Sorrowfully do I look upon the present generation! Its future seems either gloomy or meaningless, and meanwhile, whether under the burden of knowledge or of doubt, it grows old in idleness.
When scarcely out of the cradle, we reap the rich inheritance of the errors of our fathers, and the results of their tardy thoughts. Life soon grows wearisome for us, like a banquet at a stranger's festival, like a level road leading nowhere.
In the commencement of our career, we fall away without a struggle, shamefully careless about right and wrong, shamefully timid in the face of danger.
So does a withered fruit which has prematurely ripened—attractive neither to the eye nor to the palate—hang like an alien orphan among blossoms; and the hour of their beauty is that of its fall.
Our intellect has dried up in the pursuit of fruitless science, while we have been concealing the purest of hopes from the knowledge of those who are near and dear to us, and stifling the noble utterance of such sentiments as are ridiculed by a mocking spirit.
We have scarcely tasted of the cup of enjoyment, but for all that we have not husbanded our youthful strength. While we were always in dread of satiety, we have contrived to drain each joy of its best virtues.

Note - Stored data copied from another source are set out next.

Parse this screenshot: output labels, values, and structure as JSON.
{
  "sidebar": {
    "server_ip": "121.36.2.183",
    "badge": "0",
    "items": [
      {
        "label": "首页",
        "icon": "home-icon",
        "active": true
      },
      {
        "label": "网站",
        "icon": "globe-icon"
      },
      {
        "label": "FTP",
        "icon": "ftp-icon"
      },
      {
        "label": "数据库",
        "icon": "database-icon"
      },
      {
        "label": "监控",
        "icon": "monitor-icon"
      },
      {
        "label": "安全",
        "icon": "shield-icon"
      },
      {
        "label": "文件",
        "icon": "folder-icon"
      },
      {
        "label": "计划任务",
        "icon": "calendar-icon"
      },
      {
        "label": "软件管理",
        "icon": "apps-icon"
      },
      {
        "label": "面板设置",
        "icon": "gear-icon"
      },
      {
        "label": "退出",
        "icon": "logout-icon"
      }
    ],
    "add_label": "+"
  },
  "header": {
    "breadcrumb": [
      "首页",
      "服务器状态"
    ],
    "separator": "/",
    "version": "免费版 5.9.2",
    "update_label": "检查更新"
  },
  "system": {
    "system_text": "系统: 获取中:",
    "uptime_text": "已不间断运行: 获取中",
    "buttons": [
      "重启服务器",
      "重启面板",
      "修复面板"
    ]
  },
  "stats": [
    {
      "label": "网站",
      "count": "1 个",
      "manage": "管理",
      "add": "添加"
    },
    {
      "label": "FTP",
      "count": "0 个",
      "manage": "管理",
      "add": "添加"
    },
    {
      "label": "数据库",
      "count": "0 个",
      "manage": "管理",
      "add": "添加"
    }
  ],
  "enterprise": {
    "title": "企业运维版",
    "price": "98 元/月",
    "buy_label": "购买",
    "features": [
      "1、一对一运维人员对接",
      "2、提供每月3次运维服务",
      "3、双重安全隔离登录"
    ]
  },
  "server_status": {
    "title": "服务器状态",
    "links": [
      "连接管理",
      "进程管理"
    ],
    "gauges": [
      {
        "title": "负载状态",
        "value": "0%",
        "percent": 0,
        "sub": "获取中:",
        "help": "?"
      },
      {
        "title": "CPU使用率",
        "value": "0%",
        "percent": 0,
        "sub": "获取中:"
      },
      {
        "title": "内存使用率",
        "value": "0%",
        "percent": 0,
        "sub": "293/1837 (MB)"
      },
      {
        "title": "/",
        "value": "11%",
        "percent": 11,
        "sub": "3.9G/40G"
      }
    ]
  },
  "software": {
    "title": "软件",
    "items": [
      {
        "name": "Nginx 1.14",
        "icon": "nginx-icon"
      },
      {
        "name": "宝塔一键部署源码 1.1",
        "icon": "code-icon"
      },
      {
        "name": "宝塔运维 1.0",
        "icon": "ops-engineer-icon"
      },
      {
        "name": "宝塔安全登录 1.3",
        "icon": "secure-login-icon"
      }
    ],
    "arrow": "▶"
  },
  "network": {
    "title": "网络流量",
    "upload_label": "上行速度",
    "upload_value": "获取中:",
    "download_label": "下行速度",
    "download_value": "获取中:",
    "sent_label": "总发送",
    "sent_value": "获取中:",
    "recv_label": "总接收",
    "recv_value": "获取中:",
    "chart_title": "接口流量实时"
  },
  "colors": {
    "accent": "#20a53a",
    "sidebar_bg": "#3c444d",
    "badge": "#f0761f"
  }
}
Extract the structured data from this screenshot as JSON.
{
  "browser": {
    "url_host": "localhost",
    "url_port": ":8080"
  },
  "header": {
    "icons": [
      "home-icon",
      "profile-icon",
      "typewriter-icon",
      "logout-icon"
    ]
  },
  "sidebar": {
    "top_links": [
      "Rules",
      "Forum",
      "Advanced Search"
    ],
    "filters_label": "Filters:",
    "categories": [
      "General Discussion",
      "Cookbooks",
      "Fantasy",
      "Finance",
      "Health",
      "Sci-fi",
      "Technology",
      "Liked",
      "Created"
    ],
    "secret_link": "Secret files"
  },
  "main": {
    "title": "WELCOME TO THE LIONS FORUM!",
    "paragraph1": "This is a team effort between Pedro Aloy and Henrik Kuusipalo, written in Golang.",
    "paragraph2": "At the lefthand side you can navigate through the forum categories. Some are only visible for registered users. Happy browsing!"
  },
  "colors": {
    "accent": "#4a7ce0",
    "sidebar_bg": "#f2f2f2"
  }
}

No dreams of poetry, no creations of art, touch our hearts with a sweet rapture. We stingily hoard up within our breasts the last remnants of feeling—a treasure concealed by avarice, and which remains utterly unprofitable.
We love and we hate capriciously, sacrificing nothing either to our animosity or to our affection, a certain secret coldness possessing our souls, even while a fire is raging in our veins.